Ma tutti i cattivi e gli iniqui tra gli uomini che erano andati con Davide si misero a dire: «Poiché non sono venuti con noi, non si dia loro niente della preda, eccetto le mogli e i figli di ciascuno; li conducano via e se ne vadano».
23 Maar David sprak: Zo moet gij niet doen, nadat Jahweh aan ons dit alles gegeven heeft, ons heeft beschermd, en de bende, die ons overvallen had, aan ons heeft overgeleverd!
Davide rispose: «Non fate così, fratelli miei, con quello che il Signore ci ha dato, salvandoci tutti e mettendo nelle nostre mani quella torma che era venuta contro di noi.
24 Wie zou ook maar naar uw voorstel willen luisteren? Neen, die ten strijde trekt, krijgt niet meer dan die bij de legertros blijft; ze moeten gelijk opdelen.
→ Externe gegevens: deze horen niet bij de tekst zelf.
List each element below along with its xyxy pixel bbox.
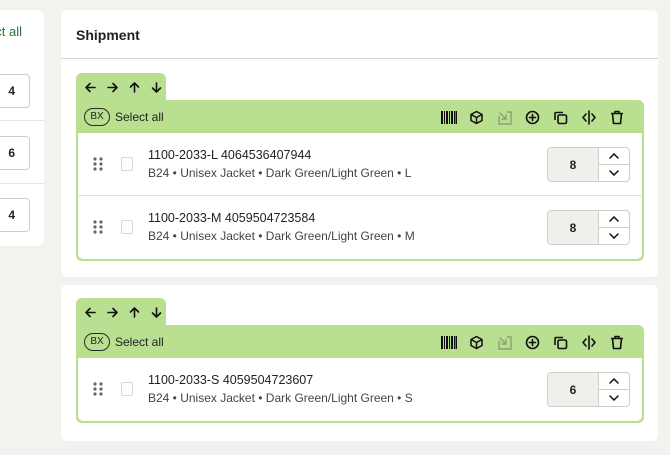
left-qty-field[interactable]: 6	[0, 136, 30, 170]
chevron-down-icon[interactable]	[599, 227, 629, 244]
chevron-up-icon[interactable]	[599, 211, 629, 227]
left-qty-field[interactable]: 4	[0, 198, 30, 232]
package-icon[interactable]	[468, 109, 485, 126]
divider	[61, 58, 658, 59]
move-controls	[76, 298, 166, 326]
left-row: 6	[0, 120, 44, 182]
export-icon[interactable]	[496, 334, 513, 351]
drag-handle-icon[interactable]	[93, 157, 103, 171]
item-title: 1100-2033-M 4059504723584	[148, 211, 316, 225]
duplicate-icon[interactable]	[552, 109, 569, 126]
item-title: 1100-2033-L 4064536407944	[148, 148, 312, 162]
chevron-down-icon[interactable]	[599, 389, 629, 406]
item-subtitle: B24 • Unisex Jacket • Dark Green/Light G…	[148, 166, 412, 180]
item-checkbox[interactable]	[121, 220, 133, 234]
shipment-panel: Shipment BX Select all 1100-2033-L 40645…	[61, 10, 658, 277]
item-title: 1100-2033-S 4059504723607	[148, 373, 314, 387]
package-icon[interactable]	[468, 334, 485, 351]
arrow-down-icon[interactable]	[149, 305, 164, 320]
arrow-up-icon[interactable]	[127, 80, 142, 95]
quantity-input[interactable]: 8	[548, 211, 599, 244]
barcode-icon[interactable]	[440, 109, 457, 126]
box-body: BX Select all	[76, 100, 644, 261]
export-icon[interactable]	[496, 109, 513, 126]
add-circle-icon[interactable]	[524, 334, 541, 351]
arrow-down-icon[interactable]	[149, 80, 164, 95]
select-all-button[interactable]: Select all	[115, 335, 164, 349]
drag-handle-icon[interactable]	[93, 382, 103, 396]
chevron-up-icon[interactable]	[599, 373, 629, 389]
item-checkbox[interactable]	[121, 382, 133, 396]
arrow-up-icon[interactable]	[127, 305, 142, 320]
arrow-right-icon[interactable]	[105, 305, 120, 320]
duplicate-icon[interactable]	[552, 334, 569, 351]
arrow-left-icon[interactable]	[83, 80, 98, 95]
left-qty-field[interactable]: 4	[0, 74, 30, 108]
left-row: 4	[0, 183, 44, 245]
toolbar-icons	[440, 109, 625, 126]
box-toolbar: BX Select all	[78, 100, 642, 133]
quantity-input[interactable]: 6	[548, 373, 599, 406]
select-all-button[interactable]: Select all	[115, 110, 164, 124]
toolbar-icons	[440, 334, 625, 351]
trash-icon[interactable]	[608, 109, 625, 126]
chevron-up-icon[interactable]	[599, 148, 629, 164]
bx-badge: BX	[84, 332, 110, 351]
trash-icon[interactable]	[608, 334, 625, 351]
quantity-stepper: 8	[547, 147, 630, 182]
quantity-input[interactable]: 8	[548, 148, 599, 181]
quantity-stepper: 6	[547, 372, 630, 407]
arrow-left-icon[interactable]	[83, 305, 98, 320]
box-toolbar: BX Select all	[78, 325, 642, 358]
split-icon[interactable]	[580, 334, 597, 351]
add-circle-icon[interactable]	[524, 109, 541, 126]
bx-badge: BX	[84, 107, 110, 126]
left-panel: Select all 4 6 4	[0, 10, 44, 246]
split-icon[interactable]	[580, 109, 597, 126]
quantity-stepper: 8	[547, 210, 630, 245]
item-subtitle: B24 • Unisex Jacket • Dark Green/Light G…	[148, 229, 415, 243]
item-subtitle: B24 • Unisex Jacket • Dark Green/Light G…	[148, 391, 413, 405]
page-title: Shipment	[76, 27, 140, 43]
chevron-down-icon[interactable]	[599, 164, 629, 181]
arrow-right-icon[interactable]	[105, 80, 120, 95]
move-controls	[76, 73, 166, 101]
box-body: BX Select all	[76, 325, 644, 423]
list-item: 1100-2033-L 4064536407944 B24 • Unisex J…	[78, 133, 642, 196]
drag-handle-icon[interactable]	[93, 220, 103, 234]
item-checkbox[interactable]	[121, 157, 133, 171]
list-item: 1100-2033-S 4059504723607 B24 • Unisex J…	[78, 358, 642, 421]
box-panel: BX Select all 1100-2033-S 4059504723607 …	[61, 285, 658, 441]
barcode-icon[interactable]	[440, 334, 457, 351]
left-select-all-link[interactable]: Select all	[0, 24, 44, 39]
list-item: 1100-2033-M 4059504723584 B24 • Unisex J…	[78, 196, 642, 259]
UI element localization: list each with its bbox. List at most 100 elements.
Chi vorrà seguire questo vostro parere? Perché quale la parte di chi scende a battaglia, tale è la parte di chi fa la guardia ai bagagli: insieme faranno le parti».
25 Zo is het sedert dien gebleven; hij stelde het vast als wet en recht in Israël, tot op de dag van heden.
Da quel giorno in poi stabilì questo come regola e statuto in Israele fino ad oggi.
26 In Sikelag teruggekomen, zond David aan de oudsten van het naburige Juda een gedeelte van de buit met de boodschap: Hier is voor u een geschenk uit de buit, op Jahweh’s vijanden behaald.
Quando fu di ritorno a Ziklàg, Davide mandò parte del bottino agli anziani di Giuda suoi amici, con queste parole: «Eccovi un dono proveniente dal bottino dei nemici del Signore»:
27 Het waren de oudsten van Betoeël, van Rama uit de Négeb, van Jattir,
a quelli di Betel e a quelli di Rama nel Negheb, a quelli di Iattìr,
28 van Aroër, van Sifmot, van Esjtemóa,
a quelli di Aroer, a quelli di Sifmòt, a quelli di Estemoà,
29 van Karmel, van de steden der Jerachmeëlieten, van de steden der Kenieten,
a quelli di Ràcal, a quelli delle città degli Ieracmeeliti, a quelli delle città dei Keniti,
30 van Chorma, van Bor-Asjan, van Atak,
a quelli di Cormà, a quelli di Bor-Asàn, a quelli di Atach,
31 van Hebron en van alle plaatsen, waar David met zijn mannen had rondgezworven.
a quelli di Ebron e a quelli di tutti i luoghi per cui era passato Davide con i suoi uomini.